# How do you integrate int (x-3x^2)/((x+9)(x-5)(x-7))  using partial fractions?

Oct 24, 2017

$\ln \left(\frac{{\left(x + 9\right)}^{\frac{9}{8}} {\left(x - 5\right)}^{\frac{5}{2}}}{x - 7} ^ \left(\frac{7}{4}\right)\right) + C$

#### Explanation:

First you'll need to split up the integrand into partial fractions.

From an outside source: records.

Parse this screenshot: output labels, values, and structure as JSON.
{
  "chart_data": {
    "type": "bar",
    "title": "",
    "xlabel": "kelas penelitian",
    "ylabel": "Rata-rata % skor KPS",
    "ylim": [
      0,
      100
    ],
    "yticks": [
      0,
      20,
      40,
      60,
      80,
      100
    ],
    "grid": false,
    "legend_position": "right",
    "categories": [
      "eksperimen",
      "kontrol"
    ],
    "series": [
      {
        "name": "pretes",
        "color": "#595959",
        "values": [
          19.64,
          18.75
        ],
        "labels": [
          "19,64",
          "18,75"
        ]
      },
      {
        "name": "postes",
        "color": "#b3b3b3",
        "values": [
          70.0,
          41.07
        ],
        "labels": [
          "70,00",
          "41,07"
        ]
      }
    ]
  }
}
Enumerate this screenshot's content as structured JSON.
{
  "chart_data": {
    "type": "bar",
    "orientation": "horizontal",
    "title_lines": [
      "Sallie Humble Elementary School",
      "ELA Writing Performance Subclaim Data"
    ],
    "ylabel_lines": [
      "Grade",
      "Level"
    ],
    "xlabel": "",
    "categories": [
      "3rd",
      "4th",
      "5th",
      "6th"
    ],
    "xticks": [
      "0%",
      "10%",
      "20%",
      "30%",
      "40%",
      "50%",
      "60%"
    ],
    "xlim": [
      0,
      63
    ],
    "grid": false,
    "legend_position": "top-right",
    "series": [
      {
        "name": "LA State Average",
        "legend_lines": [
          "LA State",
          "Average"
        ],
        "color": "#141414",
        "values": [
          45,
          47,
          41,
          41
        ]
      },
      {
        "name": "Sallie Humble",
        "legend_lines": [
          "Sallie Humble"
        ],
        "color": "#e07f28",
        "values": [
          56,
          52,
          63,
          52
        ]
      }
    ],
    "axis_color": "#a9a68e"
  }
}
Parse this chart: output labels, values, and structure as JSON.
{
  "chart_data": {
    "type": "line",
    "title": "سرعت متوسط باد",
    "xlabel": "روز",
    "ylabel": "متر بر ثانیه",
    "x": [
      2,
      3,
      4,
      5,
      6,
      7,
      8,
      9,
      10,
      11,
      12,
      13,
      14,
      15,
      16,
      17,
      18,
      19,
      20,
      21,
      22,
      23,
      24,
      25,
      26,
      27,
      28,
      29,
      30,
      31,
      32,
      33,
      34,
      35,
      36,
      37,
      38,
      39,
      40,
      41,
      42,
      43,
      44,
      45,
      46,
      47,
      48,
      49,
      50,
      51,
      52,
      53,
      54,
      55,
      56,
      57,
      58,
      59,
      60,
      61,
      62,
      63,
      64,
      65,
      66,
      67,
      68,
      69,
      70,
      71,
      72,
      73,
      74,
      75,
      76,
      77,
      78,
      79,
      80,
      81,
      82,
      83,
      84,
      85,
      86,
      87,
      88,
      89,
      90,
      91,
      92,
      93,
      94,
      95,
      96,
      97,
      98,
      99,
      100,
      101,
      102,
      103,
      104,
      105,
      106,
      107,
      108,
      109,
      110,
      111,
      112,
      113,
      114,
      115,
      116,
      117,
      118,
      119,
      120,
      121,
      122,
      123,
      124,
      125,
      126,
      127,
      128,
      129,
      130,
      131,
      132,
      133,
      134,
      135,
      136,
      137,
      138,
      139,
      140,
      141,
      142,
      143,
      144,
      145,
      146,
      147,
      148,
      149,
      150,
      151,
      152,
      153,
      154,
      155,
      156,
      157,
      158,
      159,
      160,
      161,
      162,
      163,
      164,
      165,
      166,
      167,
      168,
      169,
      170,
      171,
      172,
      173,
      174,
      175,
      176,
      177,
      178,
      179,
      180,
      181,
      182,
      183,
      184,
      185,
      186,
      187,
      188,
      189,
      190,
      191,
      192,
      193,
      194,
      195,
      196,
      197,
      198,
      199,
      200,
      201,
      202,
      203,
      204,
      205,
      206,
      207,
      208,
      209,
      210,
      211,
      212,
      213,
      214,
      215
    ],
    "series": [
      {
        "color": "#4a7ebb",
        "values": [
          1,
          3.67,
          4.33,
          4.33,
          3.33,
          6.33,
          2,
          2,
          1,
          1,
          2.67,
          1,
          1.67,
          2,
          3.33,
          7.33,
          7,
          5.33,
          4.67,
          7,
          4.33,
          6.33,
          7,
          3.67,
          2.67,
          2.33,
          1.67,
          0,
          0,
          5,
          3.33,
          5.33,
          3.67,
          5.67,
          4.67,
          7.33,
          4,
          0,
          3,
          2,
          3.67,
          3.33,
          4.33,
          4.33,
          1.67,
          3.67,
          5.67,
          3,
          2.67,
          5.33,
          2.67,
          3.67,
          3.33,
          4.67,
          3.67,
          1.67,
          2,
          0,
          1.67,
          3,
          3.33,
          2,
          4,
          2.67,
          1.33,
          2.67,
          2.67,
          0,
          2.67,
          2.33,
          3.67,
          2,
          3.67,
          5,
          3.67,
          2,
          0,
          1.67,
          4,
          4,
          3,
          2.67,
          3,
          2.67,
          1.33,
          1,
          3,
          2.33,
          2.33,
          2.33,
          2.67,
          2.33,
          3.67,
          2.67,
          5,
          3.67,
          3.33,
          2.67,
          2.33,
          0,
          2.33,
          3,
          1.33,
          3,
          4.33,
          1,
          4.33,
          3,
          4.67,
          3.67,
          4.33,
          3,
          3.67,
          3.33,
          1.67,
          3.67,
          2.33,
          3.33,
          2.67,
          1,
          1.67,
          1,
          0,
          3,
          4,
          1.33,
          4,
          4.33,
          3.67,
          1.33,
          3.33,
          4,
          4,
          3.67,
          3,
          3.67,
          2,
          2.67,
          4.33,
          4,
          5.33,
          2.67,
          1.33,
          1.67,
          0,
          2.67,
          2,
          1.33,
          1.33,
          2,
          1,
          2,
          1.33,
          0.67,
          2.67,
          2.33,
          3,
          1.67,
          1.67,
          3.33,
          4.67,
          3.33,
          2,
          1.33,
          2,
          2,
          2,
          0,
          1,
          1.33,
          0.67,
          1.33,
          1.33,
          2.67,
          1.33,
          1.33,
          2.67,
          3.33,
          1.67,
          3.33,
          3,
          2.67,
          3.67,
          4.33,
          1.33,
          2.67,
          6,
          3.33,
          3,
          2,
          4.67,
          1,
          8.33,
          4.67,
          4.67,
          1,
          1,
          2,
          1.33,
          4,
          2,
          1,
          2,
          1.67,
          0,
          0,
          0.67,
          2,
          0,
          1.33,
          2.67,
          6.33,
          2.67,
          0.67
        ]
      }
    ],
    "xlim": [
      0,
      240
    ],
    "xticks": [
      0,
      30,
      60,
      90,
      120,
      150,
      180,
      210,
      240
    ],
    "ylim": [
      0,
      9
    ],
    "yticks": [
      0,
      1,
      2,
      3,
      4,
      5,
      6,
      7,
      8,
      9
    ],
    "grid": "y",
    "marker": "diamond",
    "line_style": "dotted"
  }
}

$\frac{x - 3 {x}^{2}}{\left(x + 9\right) \left(x - 5\right) \left(x - 7\right)} = \frac{A}{x + 9} + \frac{B}{x - 5} + \frac{C}{x - 7}$

$x - 3 {x}^{2} = A \left(x - 5\right) \left(x - 7\right) + B \left(x + 9\right) \left(x - 7\right) + C \left(x + 9\right) \left(x - 5\right)$

We'll substitute in the roots, $x = - 9 , 5 , 7$, to find each of the numerator constants.

$x = - 9$

$\left(- 9\right) - 3 \times {\left(- 9\right)}^{2} = A \times \left(- 9 - 5\right) \times \left(- 9 - 7\right)$

$- 252 = A \times - 14 \times - 16$

$A = \frac{9}{8}$

$x = 5$

$\left(5\right) - 3 {\left(5\right)}^{2} = B \times \left(5 + 9\right) \times \left(5 - 7\right)$

$- 70 = B \times 14 \times - 2$

$B = \frac{5}{2}$

$x = 7$

$\left(7\right) - 3 {\left(7\right)}^{2} = C \times \left(7 + 9\right) \times \left(7 - 2\right)$

$- 140 = C \times 16 \times 5$

$C = - \frac{7}{4}$

Therefore, we now have that

$\frac{x - 3 {x}^{2}}{\left(x + 9\right) \left(x - 5\right) \left(x - 7\right)} = \frac{\frac{9}{8}}{x + 9} + \frac{\frac{5}{2}}{x - 5} - \frac{\frac{7}{4}}{x - 7}$

Integrating $\frac{a}{x + b}$ gives you $a \ln \left(x + b\right)$, so

$\int \frac{\frac{9}{8}}{x + 9} + \frac{\frac{5}{2}}{x - 5} - \frac{\frac{7}{4}}{x - 7} \mathrm{dx} =$

$\frac{9}{8} \ln \left(x + 9\right) + \frac{5}{2} \ln \left(x - 5\right) - \frac{7}{4} \ln \left(x - 7\right) + C$

$= \ln \left(\frac{{\left(x + 9\right)}^{\frac{9}{8}} {\left(x - 5\right)}^{\frac{5}{2}}}{x - 7} ^ \left(\frac{7}{4}\right)\right) + C$